Pur mantenendo integra una personalita' che va rafforzandosi e affinandosi col tempo, ogni nuova uscita degli Oceansize non e' mai fedele copia della precedente. Pur muovendosi dentro lo steccato dell'art-rock piu' progressivo, il five-piece di Manchester e' fortemente attratto da altri gerghi dello sconfinato linguaggio del rock: si scorge l'amore per l'emo-rock di Drive Like Jehu, Jesuit e Sunny Day Real Estate in diversi fraseggi di chitarra; si avverte una raffigurazione della malinconia che ha legami di parentela, seppur non di primo grado, coi Radiohead; si percepisce che gli insegnamenti dei Tool e di tutti coloro che sono passati prima di loro per quella strada sono stati ben appresi e rimodellati. Invero, quando parte "Part Cardiac" riemerge il sempre piacevole ricordo dei Soundgarden prima maniera, muscolari e possenti, epici e monolitici e cominciamo a sospettare che gli Oceansize abbiano dato un'improvvisa sterzata metallica al proprio sound, complice anche l'attacco a' la Mastodon di "Build As A Rocket Then" e "SuperImposer" che si muove sui medesimi binari degli Amplifier. Ma piu' ci si addentra nella tracklist, piu' ci si immerge nelle consuete dilatazioni atmosferiche degne del gruppo, e nelle quali si muove piu' a suo agio. I pezzi piu' lunghi, oltre otto minuti cadauno, sottolineano la propensione alla diluzione della potenza in lattiginosi flussi: "Oscar Acceptance Speech" forse e' un po' monocorde, ma sfocia in un autunnale viluppo d'archi che aleggiano come lenzuoli di seta; "Silent/Transparent" trabocca di chitarre post-rock persino nel lungo crescendo che strizza l'occhio agli Anathema di "Closer". Come degli Hawkwind a propulsione metallica, gli Oceansize accendono il reattore di "It's My Tail And I Chase It If I Want To" e spiccano il volo verso l'orbita terrestre, poi camminano in bilico tra il cielo terso e l'offuscamento improvviso di "SuperImposter".

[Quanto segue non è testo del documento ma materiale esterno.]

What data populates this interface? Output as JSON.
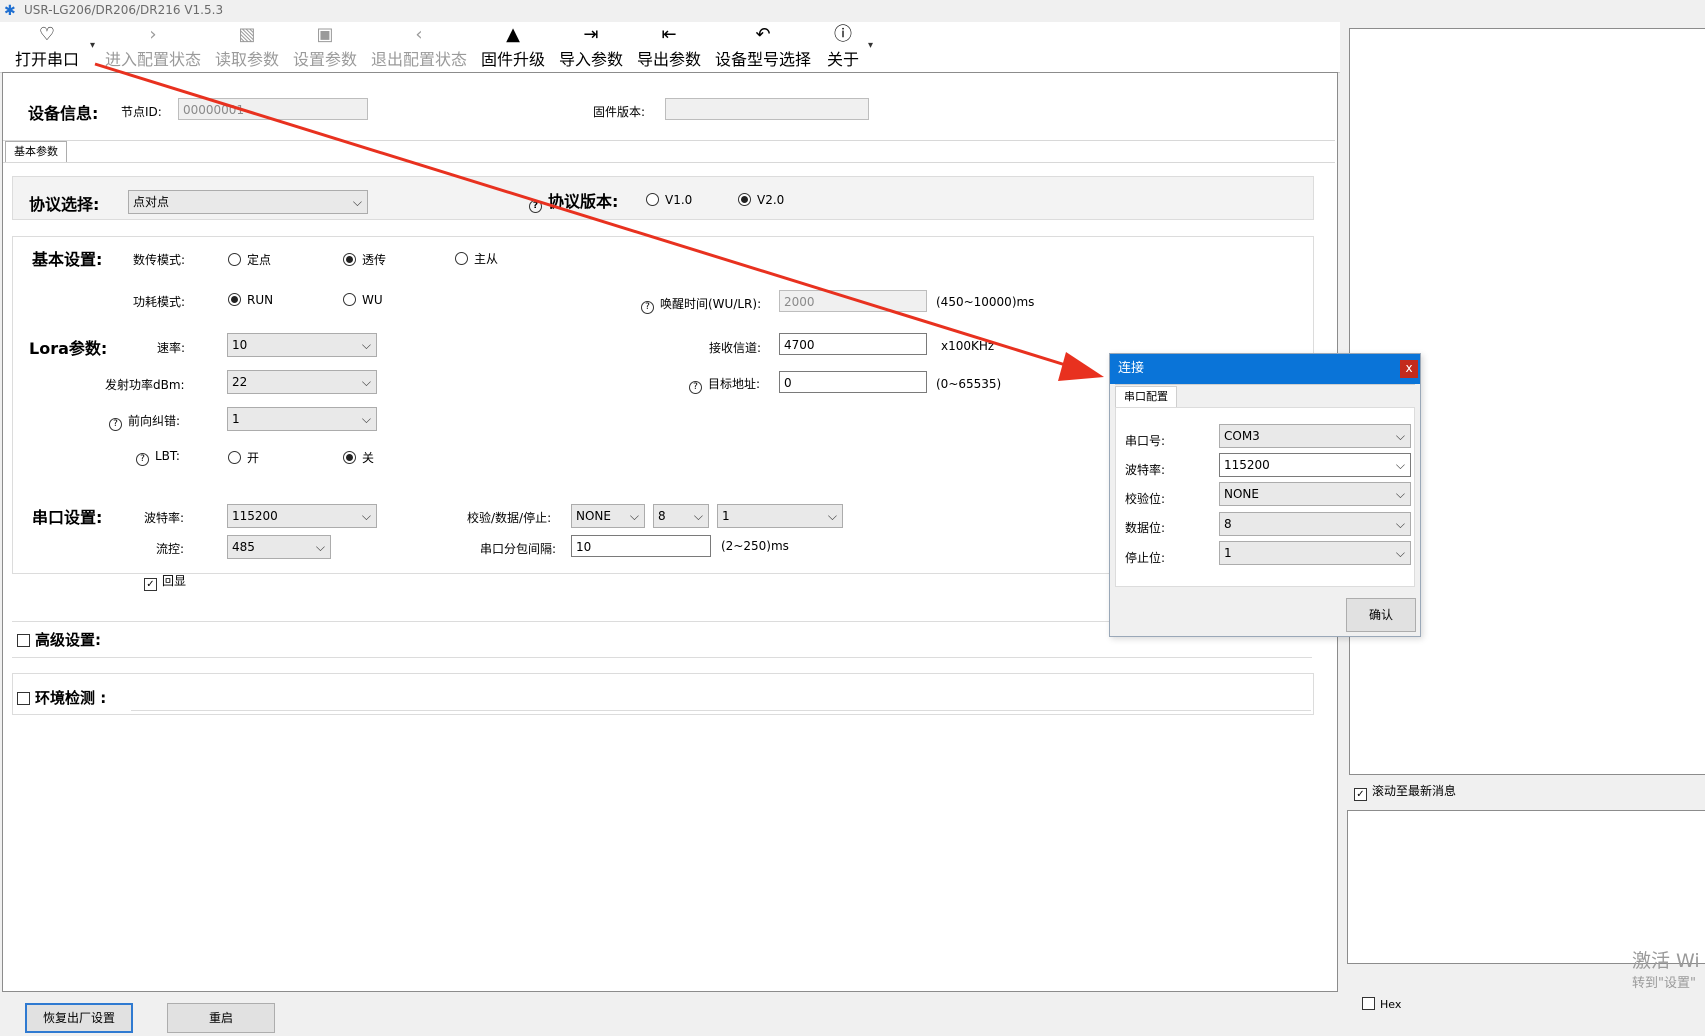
{
  "window": {
    "title": "USR-LG206/DR206/DR216 V1.5.3"
  },
  "toolbar": {
    "open_port": "打开串口",
    "enter_config": "进入配置状态",
    "read_params": "读取参数",
    "set_params": "设置参数",
    "exit_config": "退出配置状态",
    "firmware_upgrade": "固件升级",
    "import_params": "导入参数",
    "export_params": "导出参数",
    "model_select": "设备型号选择",
    "about": "关于"
  },
  "device_info": {
    "heading": "设备信息:",
    "node_id_label": "节点ID:",
    "node_id_value": "00000001",
    "firmware_label": "固件版本:",
    "firmware_value": ""
  },
  "tabs": {
    "basic": "基本参数"
  },
  "protocol": {
    "label": "协议选择:",
    "selected": "点对点",
    "version_label": "协议版本:",
    "v1": "V1.0",
    "v2": "V2.0"
  },
  "basic": {
    "heading": "基本设置:",
    "mode_label": "数传模式:",
    "mode_fixed": "定点",
    "mode_transparent": "透传",
    "mode_master": "主从",
    "power_label": "功耗模式:",
    "power_run": "RUN",
    "power_wu": "WU",
    "wake_label": "唤醒时间(WU/LR):",
    "wake_value": "2000",
    "wake_range": "(450~10000)ms"
  },
  "lora": {
    "heading": "Lora参数:",
    "rate_label": "速率:",
    "rate_value": "10",
    "channel_label": "接收信道:",
    "channel_value": "4700",
    "channel_unit": "x100KHz",
    "power_label": "发射功率dBm:",
    "power_value": "22",
    "target_label": "目标地址:",
    "target_value": "0",
    "target_range": "(0~65535)",
    "fec_label": "前向纠错:",
    "fec_value": "1",
    "lbt_label": "LBT:",
    "lbt_on": "开",
    "lbt_off": "关"
  },
  "serial": {
    "heading": "串口设置:",
    "baud_label": "波特率:",
    "baud_value": "115200",
    "parity_label": "校验/数据/停止:",
    "parity_value": "NONE",
    "data_value": "8",
    "stop_value": "1",
    "flow_label": "流控:",
    "flow_value": "485",
    "interval_label": "串口分包间隔:",
    "interval_value": "10",
    "interval_range": "(2~250)ms",
    "echo_label": "回显"
  },
  "advanced": {
    "label": "高级设置:"
  },
  "env": {
    "label": "环境检测 :"
  },
  "footer": {
    "factory_reset": "恢复出厂设置",
    "restart": "重启"
  },
  "side": {
    "scroll_latest": "滚动至最新消息",
    "hex": "Hex"
  },
  "dialog": {
    "title": "连接",
    "close": "x",
    "tab": "串口配置",
    "port_label": "串口号:",
    "port_value": "COM3",
    "baud_label": "波特率:",
    "baud_value": "115200",
    "parity_label": "校验位:",
    "parity_value": "NONE",
    "data_label": "数据位:",
    "data_value": "8",
    "stop_label": "停止位:",
    "stop_value": "1",
    "confirm": "确认"
  },
  "watermark": {
    "line1": "激活 Wi",
    "line2": "转到\"设置\""
  },
  "colors": {
    "accent": "#0a74d8",
    "arrow": "#e8311f",
    "close": "#c42b1c"
  }
}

Mike Vennart zigzaga nei suoi sentieri melodici risparmiandoci arie a presa rapida di cui ci stancheremmo al terzo ascolto, ma, e sara' proprio un difetto delle costruzioni delle composizioni in sé, non marchia mai i brani con indelebili lampi di genio. Neanche quando ci si dirige verso lidi un po' piu' intimisti, a tratti anche dream-pop come in "Ransoms", arriva il colpo da maestro, ed e' un peccato. Cosi' facendo, nessun episodio riesce ad assurgere al ruolo di motrice dell'intero album, il materiale e' alquanto uniforme in termini qualitativi (anche se "Pine" gira un po' a vuoto).
Se "Effloresce" e' stato l'eccellente esordio che solo poche band sono in grado di comporre, se "Everyone Into Position" assorbiva i liquidi del predecessore in una forma canzone pero' un po' immatura, se "Frames" riapriva la strada a sperimentazioni su interessanti forme e architetture, questo nuovo capitolo, nonostante la buona fattura complessiva, segna un momento di transizione per gli Oceansize. Vorranno dar maggiore spazio agli istinti piu' heavy che ogni tanto si affacciano, ma senza troppa convinzione, o stanno tentando di riconfigurare il proprio pensiero progressive ampliando lo spettro sonoro ad intuizioni non ancora messe a fuoco? Voi che dite?